Heart failure results from the heart's inability to carryout ventricular contraction and relaxation, and has now become a worldwide problem. During the onset of heart failure, several signatures are observed in cardiomyocytes that includes fetal reprogramming of gene expression where adult genes are repressed and fetal genes turned on, endoplasmic reticulum stress and oxidative stress. In this short review and analysis, we examine these different phenomenon from the viewpoint of the glutathione cycle and the role of the recently discovered Chac1 enzyme. Chac1, which belongs to the family of γ-glutamylcyclotransferases, is a recently discovered member of the glutathione cycle, being involved in the cytosolic degradation of glutathione. This enzyme is induced during the Endoplasmic Stress response, but also in the developing heart. Owing to its exclusive action on reduced glutathione, its induction leads to an increase in the oxidative redox potential of the cell that also serves as signaling mechanism for calcium ions channel activation.
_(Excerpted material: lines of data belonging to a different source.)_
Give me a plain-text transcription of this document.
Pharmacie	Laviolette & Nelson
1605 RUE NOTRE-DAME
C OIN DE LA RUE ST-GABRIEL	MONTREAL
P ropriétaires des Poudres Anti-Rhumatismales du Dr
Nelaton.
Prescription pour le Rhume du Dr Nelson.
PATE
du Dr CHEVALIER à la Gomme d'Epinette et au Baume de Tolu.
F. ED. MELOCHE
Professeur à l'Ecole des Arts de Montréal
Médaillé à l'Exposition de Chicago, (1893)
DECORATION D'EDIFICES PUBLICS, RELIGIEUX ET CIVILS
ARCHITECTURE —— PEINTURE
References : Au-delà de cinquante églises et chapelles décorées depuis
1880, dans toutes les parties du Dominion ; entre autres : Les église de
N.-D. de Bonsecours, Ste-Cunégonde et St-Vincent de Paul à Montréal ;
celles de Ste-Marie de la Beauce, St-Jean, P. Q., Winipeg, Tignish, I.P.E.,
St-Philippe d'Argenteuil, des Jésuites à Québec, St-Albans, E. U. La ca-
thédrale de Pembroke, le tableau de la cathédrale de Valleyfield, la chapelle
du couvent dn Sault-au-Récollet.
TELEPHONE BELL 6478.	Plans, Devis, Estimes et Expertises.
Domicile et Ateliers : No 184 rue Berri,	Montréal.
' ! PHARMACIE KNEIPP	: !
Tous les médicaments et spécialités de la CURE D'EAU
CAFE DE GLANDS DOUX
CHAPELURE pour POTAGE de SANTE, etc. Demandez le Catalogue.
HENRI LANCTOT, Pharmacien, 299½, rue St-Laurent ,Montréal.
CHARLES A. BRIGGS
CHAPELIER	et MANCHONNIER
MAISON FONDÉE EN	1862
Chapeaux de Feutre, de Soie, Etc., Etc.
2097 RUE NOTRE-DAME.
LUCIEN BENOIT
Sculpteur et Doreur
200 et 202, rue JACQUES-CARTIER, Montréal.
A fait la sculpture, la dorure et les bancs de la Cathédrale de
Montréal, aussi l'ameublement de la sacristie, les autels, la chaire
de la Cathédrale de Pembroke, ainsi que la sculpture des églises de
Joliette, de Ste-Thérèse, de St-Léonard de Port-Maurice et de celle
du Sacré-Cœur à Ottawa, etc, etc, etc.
The end product of Chac1 action is 5-oxoproline, and studies with 5-oxoprolinase (OPLAH), an enzyme of the glutathione cycle has revealed that down-regulation of OPLAH can lead to the accumulation of 5-oxproline which is an important factor in heart failure. With these recent findings, we have re-examined the roles and regulation of the enzymes in the glutathione cycle which are central to these responses. We present an integrated view of the glutathione cycle in the cellular response to heart failure.

中文翻译：

---

心力衰竭和谷胱甘肽循环：综合观点。

心力衰竭是由心脏无法进行心室收缩和舒张引起的，现已成为世界性的问题。在心力衰竭发作期间，在心肌细胞中观察到几个特征，包括胎儿基因表达的重编程，其中成年基因被抑制并且胎儿基因被打开，内质网应激和氧化应激。在简短的回顾和分析中，我们从谷胱甘肽循环和最近发现的Chac1酶的作用的角度研究了这些不同的现象。Chac1，属于γ-谷氨酰环转移酶家族，是最近发现的谷胱甘肽循环成员，参与谷胱甘肽的胞质降解。这种酶在内质应激反应期间以及在发育中的心脏中被诱导。由于其对还原型谷胱甘肽具有排他性作用，其诱导导致细胞氧化氧化还原电位的增加，这也可作为钙离子通道激活的信号传导机制。Chac1作用的最终产物是5-氧代脯氨酸，用谷胱甘肽循环酶5-氧代脯氨酸酶（OPLAH）进行的研究表明，OPLAH的下调可导致5-氧代脯氨酸的积累，这是肝细胞癌的重要因素。心脏衰竭。有了这些最新发现，我们已经重新检查了酶在谷胱甘肽循环中的作用和调节，而这些作用和调节是这些反应的核心。我们提出了对心力衰竭的细胞反应中谷胱甘肽周期的综合看法。它的诱导导致细胞氧化氧化还原电位的增加，这也充当了钙离子通道激活的信号传导机制。Chac1作用的最终产物是5-氧代脯氨酸，用谷胱甘肽循环酶5-氧代脯氨酸酶（OPLAH）进行的研究表明，OPLAH的下调可导致5-氧代脯氨酸的积累，而这是影响心脏衰竭。有了这些最新发现，我们已经重新检查了酶在谷胱甘肽循环中的作用和调节，而这些作用和调节是这些反应的核心。我们提出了对心力衰竭的细胞反应中谷胱甘肽周期的综合看法。它的诱导导致细胞氧化还原电位的增加，这也可以作为钙离子通道激活的信号传导机制。Chac1作用的最终产物是5-氧代脯氨酸，用谷胱甘肽循环酶5-氧代脯氨酸酶（OPLAH）进行的研究表明，OPLAH的下调可导致5-氧代脯氨酸的积累，而这是影响心脏衰竭。有了这些最新发现，我们已经重新审查了谷胱甘肽循环中酶的作用和调节，这些酶和谷氨酸循环对这些反应至关重要。我们提出了对心力衰竭的细胞反应中谷胱甘肽周期的综合看法。谷胱甘肽循环的一种酶显示，OPLAH的下调可导致5-羟脯氨酸的积累，这是心力衰竭的重要因素。有了这些最新发现，我们已经重新审查了谷胱甘肽循环中酶的作用和调节，这些酶和谷氨酸循环对这些反应至关重要。我们提出了对心力衰竭的细胞反应中谷胱甘肽周期的综合看法。谷胱甘肽循环的一种酶显示，OPLAH的下调可导致5-羟脯氨酸的积累，这是心力衰竭的重要因素。有了这些最新发现，我们已经重新检查了酶在谷胱甘肽循环中的作用和调节，而这些作用和调节是这些反应的核心。我们提出了对心力衰竭的细胞反应中谷胱甘肽周期的综合看法。